La vida es un misterio. Y un accidente. Se estima que en ese incendio infinito que es el universo hay doscientos mil millones de galaxias. Miles y miles de millones de estrellas. E innumerables planetas. Una inmensidad, pero inerte. El Cosmos es un desierto ilimitado, menos en este pequeño e indiferente oasis a la deriva llamado Tierra. Una de las reglas de la mecánica cuántica afirma que, si puede suceder, sucede necesariamente. Así, la vida, a pesar de que la ciencia aún desconoce el por qué, brotó de forma accidental en este planeta azul que flota en el océano enigmático y yermo que es el universo. La Tierra es una isla en el firmamento, un hábitat sorprendentemente propicio para la vida rodeado de un entorno que no lo es, al igual que la boca de una persona, un charco, un lago, cualquier bosque aislado y hasta ciertas ciudades.
Pero fue en las islas genuinas, en las auténticas, en esas porciones de tierra rodeadas de agua por todos lados, donde surgió el sentido de la vida actual. En las Galápagos, Darwin descubrió la importancia de la adaptación en el origen de todas las especies. Unos años después, en la Isla de Ternate, su compatriota y colega Wallace aseguraba que una especie sólo se transforma en otra si está luchando por sobrevivir. La evolución se imponía definitivamente a la creación y el ser humano dejaba de ser el centro y la cima de la pirámide creacionista para ser una especie más en él complejo árbol de la vida.

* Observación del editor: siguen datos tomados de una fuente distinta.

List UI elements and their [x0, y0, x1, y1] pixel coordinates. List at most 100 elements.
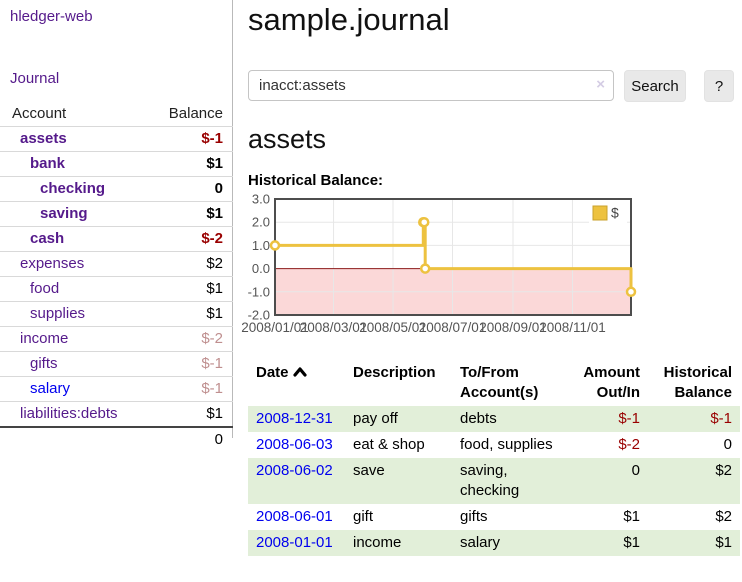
svg-text:-1.0: -1.0	[248, 284, 270, 299]
account-row: gifts $-1	[0, 351, 233, 377]
account-row: expenses $2	[0, 251, 233, 277]
transaction-date-link[interactable]: 2008-06-02	[256, 462, 333, 479]
account-row: salary $-1	[0, 376, 233, 402]
account-balance: $-2	[201, 230, 223, 247]
accounts-header-balance: Balance	[168, 105, 223, 122]
account-link-bank[interactable]: bank	[30, 155, 66, 172]
svg-text:2008/11/01: 2008/11/01	[539, 320, 606, 335]
transaction-accounts: salary	[460, 534, 501, 551]
transaction-balance: $1	[715, 534, 732, 551]
accounts-header-account: Account	[12, 105, 67, 122]
account-balance: $2	[206, 255, 223, 272]
transaction-date-link[interactable]: 2008-12-31	[256, 410, 333, 427]
register-row: 2008-01-01 income salary $1 $1	[248, 530, 740, 556]
svg-text:2008/09/01: 2008/09/01	[479, 320, 547, 335]
svg-text:1.0: 1.0	[252, 238, 270, 253]
account-link-liabilities-debts[interactable]: liabilities:debts	[20, 405, 118, 422]
transaction-date-link[interactable]: 2008-01-01	[256, 534, 333, 551]
account-balance: $1	[206, 155, 223, 172]
nav-journal-link[interactable]: Journal	[10, 70, 60, 87]
account-row: bank $1	[0, 151, 233, 177]
app-brand-link[interactable]: hledger-web	[10, 8, 93, 25]
account-balance: $1	[206, 205, 223, 222]
svg-text:2008/07/01: 2008/07/01	[419, 320, 487, 335]
account-row: assets $-1	[0, 127, 233, 152]
historical-balance-chart: $ -2.0 -1.0 0.0 1.0 2.0 3.0 2008/01/01 2008/03/0…	[241, 192, 640, 338]
transaction-amount: $1	[623, 508, 640, 525]
account-balance: $-1	[201, 130, 223, 147]
search-input[interactable]	[248, 70, 614, 101]
transaction-description: save	[353, 462, 385, 479]
transaction-amount: 0	[631, 462, 640, 479]
account-balance: $1	[206, 405, 223, 422]
account-row: saving $1	[0, 201, 233, 227]
transaction-balance: $2	[715, 462, 732, 479]
main-content: sample.journal × Search ? assets Histori…	[241, 0, 740, 556]
transaction-balance: $2	[715, 508, 732, 525]
account-balance: $1	[206, 305, 223, 322]
register-row: 2008-06-01 gift gifts $1 $2	[248, 504, 740, 530]
svg-text:-2.0: -2.0	[248, 308, 270, 323]
search-form: × Search ?	[248, 70, 740, 102]
search-button[interactable]: Search	[624, 70, 686, 102]
transaction-balance: $-1	[710, 410, 732, 427]
svg-text:0.0: 0.0	[252, 261, 270, 276]
transaction-amount: $-2	[618, 436, 640, 453]
transaction-description: income	[353, 534, 402, 551]
account-row: cash $-2	[0, 226, 233, 252]
search-input-wrap: ×	[248, 70, 614, 101]
transaction-amount: $1	[623, 534, 640, 551]
sidebar: hledger-web Journal Account Balance asse…	[0, 0, 233, 448]
account-link-gifts[interactable]: gifts	[30, 355, 58, 372]
account-balance: $-2	[201, 330, 223, 347]
account-row: food $1	[0, 276, 233, 302]
account-link-salary[interactable]: salary	[30, 380, 71, 397]
account-balance: $1	[206, 280, 223, 297]
account-link-food[interactable]: food	[30, 280, 60, 297]
account-balance: $-1	[201, 380, 223, 397]
svg-text:2008/03/01: 2008/03/01	[300, 320, 368, 335]
account-link-cash[interactable]: cash	[30, 230, 65, 247]
account-link-saving[interactable]: saving	[40, 205, 88, 222]
help-button[interactable]: ?	[704, 70, 734, 102]
account-link-assets[interactable]: assets	[20, 130, 67, 147]
account-balance: 0	[214, 180, 223, 197]
account-row: liabilities:debts $1	[0, 401, 233, 427]
transaction-description: eat & shop	[353, 436, 425, 453]
account-link-income[interactable]: income	[20, 330, 69, 347]
clear-search-icon[interactable]: ×	[596, 76, 605, 93]
accounts-header-row: Account Balance	[0, 102, 233, 127]
svg-text:2008/05/01: 2008/05/01	[359, 320, 427, 335]
register-row: 2008-06-02 save saving, checking 0 $2	[248, 458, 740, 504]
account-row: checking 0	[0, 176, 233, 202]
svg-text:$: $	[611, 205, 619, 221]
transaction-accounts: food, supplies	[460, 436, 553, 453]
transaction-description: pay off	[353, 410, 398, 427]
account-link-checking[interactable]: checking	[40, 180, 106, 197]
register-table: Date Description To/From Account(s) Amount …	[248, 360, 740, 556]
register-header-description: Description	[353, 364, 436, 381]
register-header-row: Date Description To/From Account(s) Amount …	[248, 360, 740, 406]
account-row: supplies $1	[0, 301, 233, 327]
transaction-accounts: saving, checking	[460, 462, 520, 499]
accounts-total-row: 0	[0, 427, 233, 452]
svg-text:3.0: 3.0	[252, 192, 270, 207]
transaction-date-link[interactable]: 2008-06-03	[256, 436, 333, 453]
chart-section-label: Historical Balance:	[248, 172, 384, 189]
transaction-date-link[interactable]: 2008-06-01	[256, 508, 333, 525]
register-header-historical-balance: Historical Balance	[663, 364, 732, 401]
register-row: 2008-06-03 eat & shop food, supplies $-2 0	[248, 432, 740, 458]
account-row: income $-2	[0, 326, 233, 352]
transaction-accounts: gifts	[460, 508, 488, 525]
register-header-amount-out-in: Amount Out/In	[583, 364, 640, 401]
register-header-to-from-account-s-: To/From Account(s)	[460, 364, 539, 401]
accounts-total-balance: 0	[214, 431, 223, 448]
account-link-supplies[interactable]: supplies	[30, 305, 86, 322]
register-header-date[interactable]: Date	[248, 360, 345, 406]
transaction-description: gift	[353, 508, 374, 525]
svg-text:2.0: 2.0	[252, 215, 270, 230]
svg-text:2008/01/01: 2008/01/01	[241, 320, 309, 335]
account-link-expenses[interactable]: expenses	[20, 255, 85, 272]
transaction-balance: 0	[723, 436, 732, 453]
chart-canvas: $ -2.0 -1.0 0.0 1.0 2.0 3.0 2008/01/012008/03/0…	[241, 192, 637, 335]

Inevitablemente, Dios abandonaba la ecuación que resolvía de manera definitiva el misterio de la existencia humana. Hoy sabemos que no somos hijos del mono, sino de las estrellas. En ellas se coció el carbono que hay en el universo, base de la vida orgánica.

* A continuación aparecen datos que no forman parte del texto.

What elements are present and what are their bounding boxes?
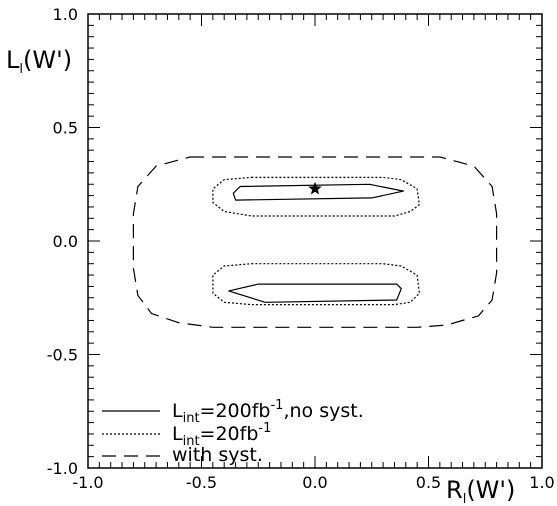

Muchos siglos antes de que estos exploradores revelaran el origen de la vida, tuvo lugar un glorioso descubrimiento. En la isla griega de Samos, en el Mediterráneo oriental, nacía una de las más grandes ideas jamás concebidas por la especie humana. De repente, unos hombres creyeron que todo estaba hecho de átomos; que todas las especies conocidas habían evolucionado de formas más simples; que las enfermedades no las causaban ni demonios ni dioses. Y que la Tierra no era más que un planeta que giraba alrededor de un sol lejano. Fue entonces cuando el ser humano, esa prodigiosa colección de átomos capaz de pensar, sintió, por vez primera, que era capaz de entender el mundo en el que vivía. La verdad interior y exterior. La ciencia nacía en una isla, el mejor laboratorio natural que tiene la humanidad para entender la vida.